SequoiaDB is a distributed relational database with a storage layer and a computing layer.
The storage layer is a database storage engine that uses the Raft algorithm to achieve data consistency across distributed nodes.
The computing layer consists of relational database instances, which can be a MySQL instance, a semi-structured data access interface via, for example, JSON APIs, or an unstructured data storage interface with, for example, AWS S3.
Key features of SequoiaDB include distributed OLTP with availability and consistency guarantees, petabyte-level horizontal scalability, Hybrid Transactional / Analytical Processing (HTAP), and 2-region 3-data-center recovery mechanisms.
SequoiaDB implements transactions, but does not support concurrency control options. Transactions are limited to only include record insert, delete, update, and query (read) operations. Other database operations such as creating new index are not supported in transactions and will not be logged as part of the transaction.
The system implements logical logging and log replay to support data consistency across distributed replicas.

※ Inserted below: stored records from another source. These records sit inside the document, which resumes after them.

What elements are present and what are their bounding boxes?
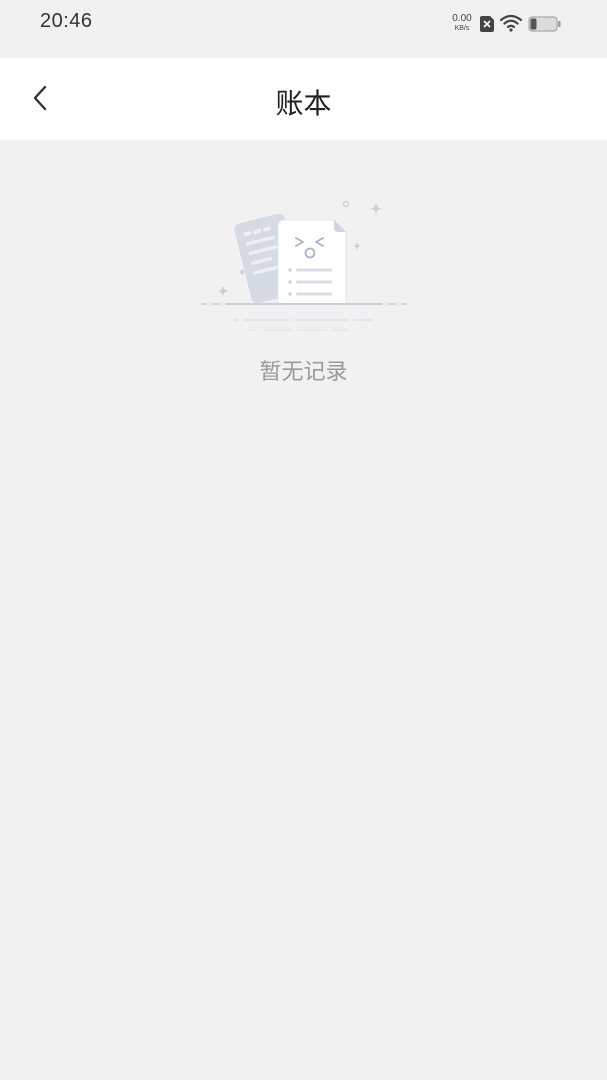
status-time: 20:46 — [40, 10, 93, 32]
empty-state-message: 暂无记录 — [259, 360, 348, 385]
network-speed-unit: KB/s — [454, 25, 470, 32]
header-bar: 账本 — [0, 58, 607, 140]
empty-document-icon — [201, 200, 407, 331]
sim-card-icon — [480, 16, 494, 32]
network-speed-indicator: 0.00 KB/s — [450, 13, 474, 33]
battery-icon — [528, 16, 561, 32]
wifi-icon — [500, 14, 522, 32]
page-title: 账本 — [275, 87, 332, 120]
network-speed-value: 0.00 — [452, 13, 472, 24]
status-bar: 20:46 0.00 KB/s — [0, 0, 607, 58]
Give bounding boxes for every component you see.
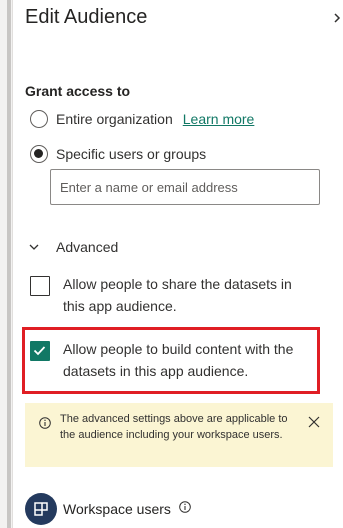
info-message-bar: The advanced settings above are applicab…: [25, 403, 333, 467]
workspace-icon: [25, 493, 57, 525]
radio-entire-organization[interactable]: Entire organization Learn more: [30, 110, 254, 128]
advanced-label: Advanced: [56, 239, 119, 255]
chevron-right-icon[interactable]: [332, 11, 342, 25]
highlight-annotation: [22, 327, 320, 394]
share-datasets-option[interactable]: Allow people to share the datasets in th…: [30, 273, 309, 317]
workspace-users-label: Workspace users: [63, 501, 171, 517]
chevron-down-icon: [29, 244, 39, 250]
radio-specific-users[interactable]: Specific users or groups: [30, 145, 206, 163]
radio-button[interactable]: [30, 145, 48, 163]
page-title: Edit Audience: [25, 6, 148, 28]
radio-label: Specific users or groups: [56, 146, 207, 162]
share-datasets-label: Allow people to share the datasets in th…: [63, 276, 292, 314]
close-icon[interactable]: [308, 416, 320, 428]
info-icon[interactable]: [179, 501, 191, 513]
radio-label: Entire organization: [56, 111, 173, 127]
people-search-input[interactable]: [50, 169, 320, 205]
workspace-users-row: Workspace users: [25, 493, 191, 525]
scrollbar[interactable]: [7, 0, 11, 528]
grant-access-label: Grant access to: [25, 83, 131, 99]
advanced-toggle[interactable]: Advanced: [29, 239, 118, 255]
share-datasets-checkbox[interactable]: [30, 276, 50, 296]
learn-more-link[interactable]: Learn more: [183, 111, 255, 127]
radio-button[interactable]: [30, 110, 48, 128]
info-icon: [39, 417, 51, 429]
info-message-text: The advanced settings above are applicab…: [60, 413, 288, 441]
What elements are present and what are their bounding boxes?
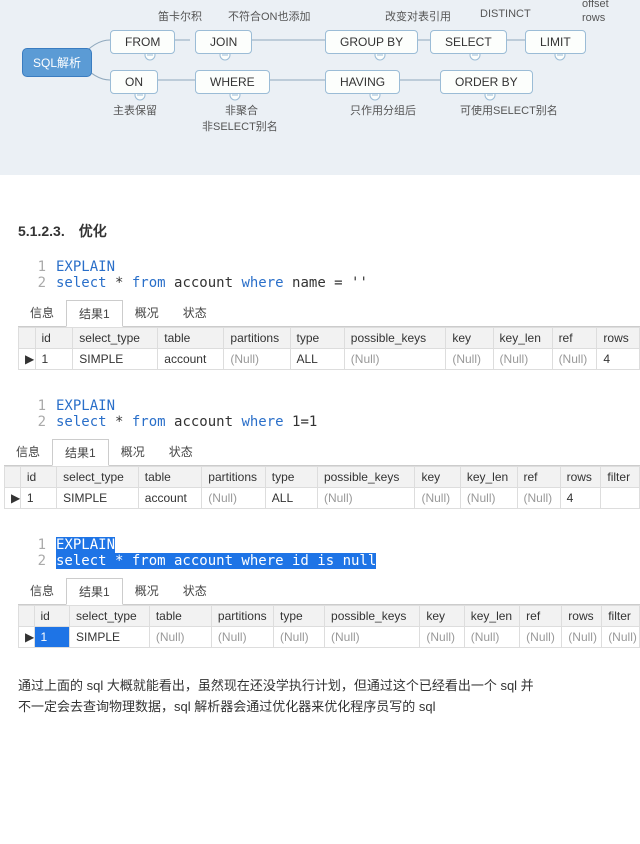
- col-table[interactable]: table: [158, 328, 224, 349]
- lbl-on-bottom: 主表保留: [113, 102, 157, 118]
- node-join: JOIN: [195, 30, 252, 54]
- tabs-b: 信息 结果1 概况 状态: [4, 438, 640, 466]
- lbl-limit-offset: offset: [582, 0, 609, 10]
- result-table-c: id select_type table partitions type pos…: [18, 605, 640, 648]
- node-from: FROM: [110, 30, 175, 54]
- tab-profile[interactable]: 概况: [109, 439, 157, 466]
- node-where: WHERE: [195, 70, 270, 94]
- col-select_type[interactable]: select_type: [73, 328, 158, 349]
- sql-parse-diagram: SQL解析 FROM JOIN GROUP BY SELECT LIMIT ON…: [0, 0, 640, 175]
- tabs-c: 信息 结果1 概况 状态: [18, 577, 640, 605]
- tab-result[interactable]: 结果1: [52, 439, 109, 466]
- tabs-a: 信息 结果1 概况 状态: [18, 299, 640, 327]
- diagram-connectors: [0, 0, 640, 175]
- tab-profile[interactable]: 概况: [123, 300, 171, 327]
- table-row[interactable]: ▶ 1 SIMPLE account (Null) ALL (Null) (Nu…: [19, 349, 640, 370]
- lbl-orderby-bottom: 可使用SELECT别名: [460, 102, 558, 118]
- lbl-where-b2: 非SELECT别名: [202, 118, 278, 134]
- node-orderby: ORDER BY: [440, 70, 533, 94]
- tab-profile[interactable]: 概况: [123, 578, 171, 605]
- code-block-b: 1EXPLAIN 2select * from account where 1=…: [22, 398, 640, 430]
- diagram-root: SQL解析: [22, 48, 92, 77]
- lbl-select-top: DISTINCT: [480, 8, 531, 20]
- code-block-a: 1EXPLAIN 2select * from account where na…: [22, 259, 640, 291]
- result-table-a: id select_type table partitions type pos…: [18, 327, 640, 370]
- node-limit: LIMIT: [525, 30, 586, 54]
- kw-explain: EXPLAIN: [56, 259, 115, 275]
- node-groupby: GROUP BY: [325, 30, 418, 54]
- tab-info[interactable]: 信息: [18, 300, 66, 327]
- tab-state[interactable]: 状态: [171, 578, 219, 605]
- table-row[interactable]: ▶ 1 SIMPLE account (Null) ALL (Null) (Nu…: [5, 488, 640, 509]
- section-heading: 5.1.2.3. 优化: [18, 221, 640, 241]
- code-block-c: 1EXPLAIN 2select * from account where id…: [22, 537, 640, 569]
- selected-cell: 1: [34, 627, 69, 648]
- col-rows[interactable]: rows: [597, 328, 640, 349]
- table-header-row: id select_type table partitions type pos…: [5, 467, 640, 488]
- tab-state[interactable]: 状态: [171, 300, 219, 327]
- tab-result[interactable]: 结果1: [66, 578, 123, 605]
- tab-info[interactable]: 信息: [4, 439, 52, 466]
- node-select: SELECT: [430, 30, 507, 54]
- lbl-join-top: 不符合ON也添加: [228, 8, 311, 24]
- table-header-row: id select_type table partitions type pos…: [19, 606, 640, 627]
- col-type[interactable]: type: [290, 328, 344, 349]
- table-row[interactable]: ▶ 1 SIMPLE (Null) (Null) (Null) (Null) (…: [19, 627, 640, 648]
- tab-info[interactable]: 信息: [18, 578, 66, 605]
- col-key_len[interactable]: key_len: [493, 328, 552, 349]
- lbl-from-top: 笛卡尔积: [158, 8, 202, 24]
- lbl-limit-rows: rows: [582, 12, 605, 24]
- lbl-where-b1: 非聚合: [225, 102, 258, 118]
- result-table-b: id select_type table partitions type pos…: [4, 466, 640, 509]
- node-on: ON: [110, 70, 158, 94]
- highlighted-code: select * from account where id is null: [56, 553, 376, 569]
- lbl-having-bottom: 只作用分组后: [350, 102, 416, 118]
- col-key[interactable]: key: [446, 328, 493, 349]
- highlighted-code: EXPLAIN: [56, 537, 115, 553]
- tab-state[interactable]: 状态: [157, 439, 205, 466]
- lbl-groupby-top: 改变对表引用: [385, 8, 451, 24]
- col-partitions[interactable]: partitions: [224, 328, 290, 349]
- node-having: HAVING: [325, 70, 400, 94]
- table-header-row: id select_type table partitions type pos…: [19, 328, 640, 349]
- body-text: 通过上面的 sql 大概就能看出，虽然现在还没学执行计划，但通过这个已经看出一个…: [18, 676, 622, 718]
- col-possible_keys[interactable]: possible_keys: [344, 328, 446, 349]
- tab-result[interactable]: 结果1: [66, 300, 123, 327]
- row-marker-icon: ▶: [19, 349, 36, 370]
- col-id[interactable]: id: [35, 328, 73, 349]
- col-ref[interactable]: ref: [552, 328, 597, 349]
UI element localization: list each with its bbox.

SequoiaDB uses a JSON format record as a unit of data storage. These records are stored in collections. Collections are stored in "collection spaces".
SequoiaDB supports three levels of isolation - read uncommitted, read committed, and read stability. By default, the system is configured as read uncommitted.
Indexes in SequoiaDB use conventional B-trees. An index has a unique name for the index on the data collection and a JSON object that defines the indexing criteria and direction. Indexes can be unique or non-unique. If an index is unique, it can be null-able or non-null-able.
In addition to regular indexes, SequoiaDB supports full-text searching via Elasticsearch.
If the system is deployed on distributed clusters, it can be configured with either range-based or hash-based sharding.
SequoiaDB supports relational, semi-structured (e.g. JSON), and unstructured (e.g. POSIX file) data models. Data model in storage is JSON.
The system is configurable to deploy on a single node or on multiple distributed nodes. In a distributed environment, coordination nodes and catalog nodes share disk space, while storage nodes are given separate disk space. The storage nodes can be configured to share disk or each to be given nonshared disk.
SequoiaDB uses BSON (binary JSON) format to encode and store JSON format data.
Parallel query execution is supported via individual query configuration.